Lincoln Savings sees its Qapital partnership as a way to grow deposits, get exposure to new technology, and gain data insights on the mystifying demographic of millennials.
The partnership also speaks to the way some firms are reimagining savings accounts including Lincoln Savings. Indeed, the institution plans to introduce goal-based savings to its customers as it works to know them better in a digital age and at a time when branch transactions are declining.
"Behind every savings account, there is some story," said Mike McCrary, the executive vice president of ecommerce and emerging tech for Lincoln Savings.
The goal-based accounts, if used, will give the bank data to potentially cross-sell customers, but arguably more important, to collect insights into their goals at a time when branch transactions continue to decline.
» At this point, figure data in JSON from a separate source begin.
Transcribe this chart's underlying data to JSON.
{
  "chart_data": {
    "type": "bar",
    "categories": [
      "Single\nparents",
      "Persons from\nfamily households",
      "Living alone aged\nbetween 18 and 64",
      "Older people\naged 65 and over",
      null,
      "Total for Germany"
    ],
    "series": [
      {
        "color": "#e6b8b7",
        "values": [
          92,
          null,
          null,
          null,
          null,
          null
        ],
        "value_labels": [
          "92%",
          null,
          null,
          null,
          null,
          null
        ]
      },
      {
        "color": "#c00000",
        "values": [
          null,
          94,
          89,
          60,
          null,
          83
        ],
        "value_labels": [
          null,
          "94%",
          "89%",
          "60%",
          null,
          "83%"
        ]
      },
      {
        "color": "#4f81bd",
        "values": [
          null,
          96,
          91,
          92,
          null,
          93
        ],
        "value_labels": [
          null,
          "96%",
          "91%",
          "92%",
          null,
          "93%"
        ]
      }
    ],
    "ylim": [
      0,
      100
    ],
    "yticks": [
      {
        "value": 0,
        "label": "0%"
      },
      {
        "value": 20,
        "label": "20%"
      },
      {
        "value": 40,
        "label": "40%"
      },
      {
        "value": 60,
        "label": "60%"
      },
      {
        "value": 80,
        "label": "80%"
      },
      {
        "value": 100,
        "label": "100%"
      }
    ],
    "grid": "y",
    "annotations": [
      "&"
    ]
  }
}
McCrary views the upcoming bank-branded experience and the Qapital-branded experience as suited for two different audiences.
Qapital's partnership strategy, meanwhile, helps it get to market quicker which it views as critical for a startup seeking to build a brand. "You want to test a hypothesis as soon as possible," Friedman said.
Qapital, which is also open to partnering with other banks, is focused on growing its user base and building daily engagement. "You have to prove the product makes sense," Friedman said.
Soon, the Qapital experience will integrate with a prepaid debit card, which will also let the startup collect on interchange fees.
The longer-term goal, of course, is for Qapital to offer more services. The data it collects, after all, will help the startup understand users' risk levels. Without getting into many specifics, Friedman said Qapital's trajectory is turning everyday use cases into helping users know how to cut down the price of one of their existing financial products.
"It's not hard to imagine it being something about student loans," Friedman said. "It is an unbearable situation for a lot of them."